Another alternative to direct fiber connectivity is the use of mobile networks. Digital newsgathering systems that provide live video and audio links via the mobile network — often bonding multiple connections together to obtain sufficient bandwidth — have taken over a large part of the newsgathering market in the past few years. The end-to-end latency that such systems can provide is similar to those provided by satellite-based systems, and therefore, they can equally be used for remote production.

The challenge here is obtaining and maintaining sufficient bandwidth during the event, particularly when the crowd arrives and use their mobile phones. The rollout of 5G could potentially address this issue, as well as promising lower latency. This rollout is in its infancy, however, and the network-slicing capability needed to provide the guaranteed connectivity and bandwidth essential for live event coverage is not currently a top priority for the telecom operators. It may therefore be some time before 5G-based remote production becomes widespread.

Is Remote Production Here To Stay?
Remote workflows have become essential to the media industry, and technology development is helping service providers deliver new offerings with greater ease and robustness. With the ever-increasing availability and reliability of high-data-rate IP connectivity at venues, combined with the desire to reduce the cost and environmental impact of event coverage, the increased adoption of remote production is inevitable.

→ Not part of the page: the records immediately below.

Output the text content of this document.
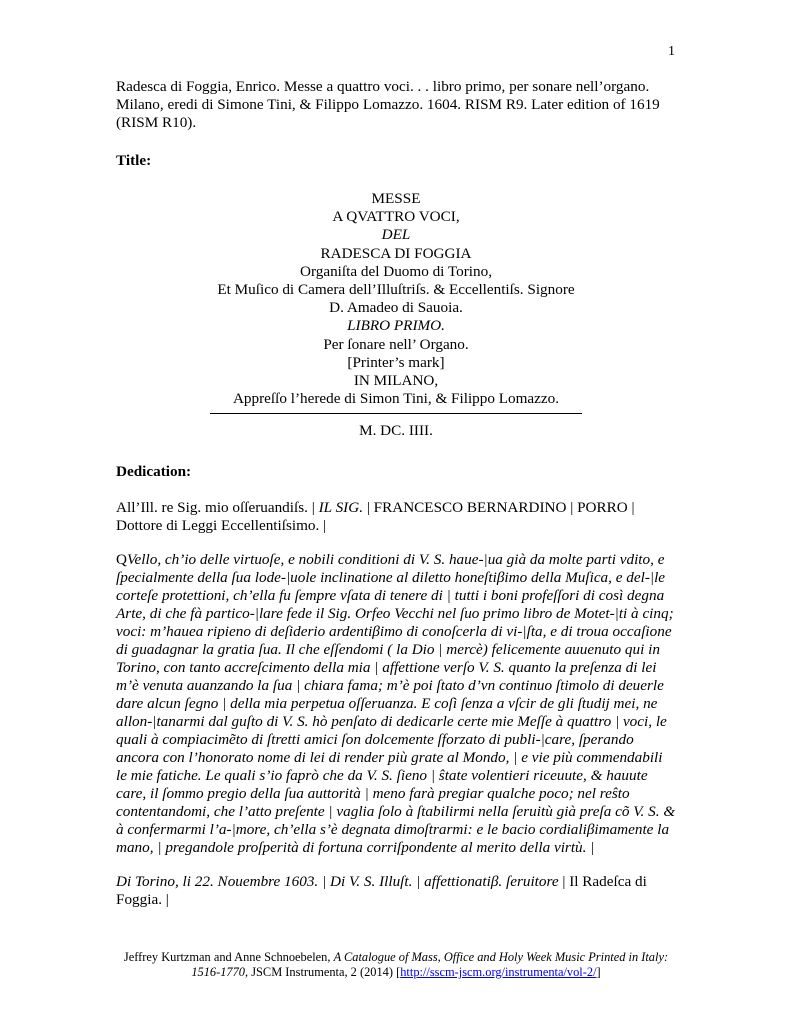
1

Radesca di Foggia, Enrico. Messe a quattro voci. . . libro primo, per sonare nell’organo. Milano, eredi di Simone Tini, & Filippo Lomazzo. 1604. RISM R9. Later edition of 1619 (RISM R10).

Title:
MESSE
A QVATTRO VOCI,
DEL
RADESCA DI FOGGIA
Organiſta del Duomo di Torino,
Et Muſico di Camera dell’Illuſtriſs. & Eccellentiſs. Signore
D. Amadeo di Sauoia.
LIBRO PRIMO.
Per ſonare nell’ Organo.
[Printer’s mark]
IN MILANO,
Appreſſo l’herede di Simon Tini, & Filippo Lomazzo.
M. DC. IIII.
Dedication:

All’Ill. re Sig. mio oſſeruandiſs. | IL SIG. | FRANCESCO BERNARDINO | PORRO | Dottore di Leggi Eccellentiſsimo. |

QVello, ch’io delle virtuoſe, e nobili conditioni di V. S. haue-|ua già da molte parti vdito, e ſpecialmente della ſua lode-|uole inclinatione al diletto honeſtiβimo della Muſica, e del-|le corteſe protettioni, ch’ella fu ſempre vſata di tenere di | tutti i boni profeſſori di così degna Arte, di che fà partico-|lare fede il Sig. Orfeo Vecchi nel ſuo primo libro de Motet-|ti à cinq; voci: m’hauea ripieno di deſiderio ardentiβimo di conoſcerla di vi-|ſta, e di troua occaſione di guadagnar la gratia ſua. Il che eſſendomi ( la Dio | mercè) felicemente auuenuto qui in Torino, con tanto accreſcimento della mia | affettione verſo V. S. quanto la preſenza di lei m’è venuta auanzando la ſua | chiara fama; m’è poi ſtato d’vn continuo ſtimolo di deuerle dare alcun ſegno | della mia perpetua oſſeruanza. E coſì ſenza a vſcir de gli ſtudij mei, ne allon-|tanarmi dal guſto di V. S. hò penſato di dedicarle certe mie Meſſe à quattro | voci, le quali à compiacimẽto di ſtretti amici ſon dolcemente ſforzato di publi-|care, ſperando ancora con l’honorato nome di lei di render più grate al Mondo, | e vie più commendabili le mie fatiche. Le quali s’io faprò che da V. S. ſieno | ŝtate volentieri riceuute, & hauute care, il ſommo pregio della ſua auttorità | meno farà pregiar qualche poco; nel reŝto contentandomi, che l’atto preſente | vaglia ſolo à ſtabilirmi nella ſeruitù già preſa cõ V. S. & à confermarmi l’a-|more, ch’ella s’è degnata dimoſtrarmi: e le bacio cordialiβimamente la mano, | pregandole proſperità di fortuna corriſpondente al merito della virtù. |

Di Torino, li 22. Nouembre 1603. | Di V. S. Illuſt. | affettionatiβ. ſeruitore | Il Radeſca di Foggia. |

Jeffrey Kurtzman and Anne Schnoebelen, A Catalogue of Mass, Office and Holy Week Music Printed in Italy: 1516-1770, JSCM Instrumenta, 2 (2014) [http://sscm-jscm.org/instrumenta/vol-2/]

The discussion has so far been focused on transporting all the video, audio, and metadata from a venue to a central production facility. In the future, however, we are likely to see the emergence of what could be termed “distributed production” with increased use of cloud platforms. Until then, broadcasters have more opportunities than ever to better utilize highly skilled staff and expensive equipment when live sports events return to our screens.